VMware Tools bombs-out at SUNWuiu8 package failure. Illumos-based NexentaStor has no such package.

Instead, we need to modify the vmware-config-tools.pl script directly to compensate for the loss of the SUNWuiu8 package that is explicitly required in the installation script.

Commenting out the SUNWuiu8 related section allows the tools to install with no harm to the system or functionality.

Note the full “if” stanza for where the VMware Tools installer checks for ‘tools-for-solaris’ must be commented out. Since the SUNWuiu8 package does not exist – and more importantly is not needed for Illumos/Nexenta – removing a reference to it is a good thing. Now the installation can proceed as normal.

After the changes, installation completes as normal.

That’s all there is to getting the “Oracle Solaris” version of VMware Tools to work in newer NexentaStor virtual machines – now back to really fast VSA’s with JBOD-attached storage…

SOLORI’s Note: There is currently a long-standing bug that affects NexentaStor 3.1.x running as a virtual machine.

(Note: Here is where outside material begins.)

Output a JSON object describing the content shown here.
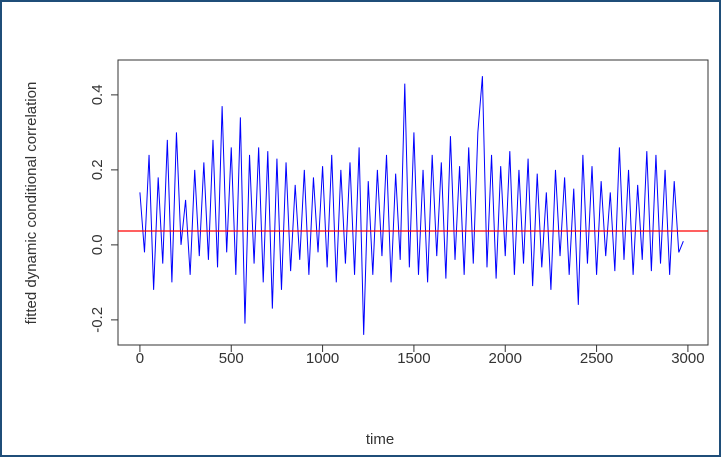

Currently there is no known workaround to keep NexentaStor from running up a 50% cpu utilization from ESXi’s perspective. Inside the NexentaStor VM we see very little CPU utilization, but from the performance tab, we see 50% utilization on every configured vCPU allocated to the VM. Nexenta is reportedly looking into the cause of the problem.

I looked through this and there is nothing that stands out other that a huge number of interrupts while idle. I am not sure where those interrupts are coming from. I see something occasionally called volume-check and nmdtrace which could be causing the interrupts.

Nexenta Support

A bug report was reportedly filed a couple of days ago to investigate the issue further.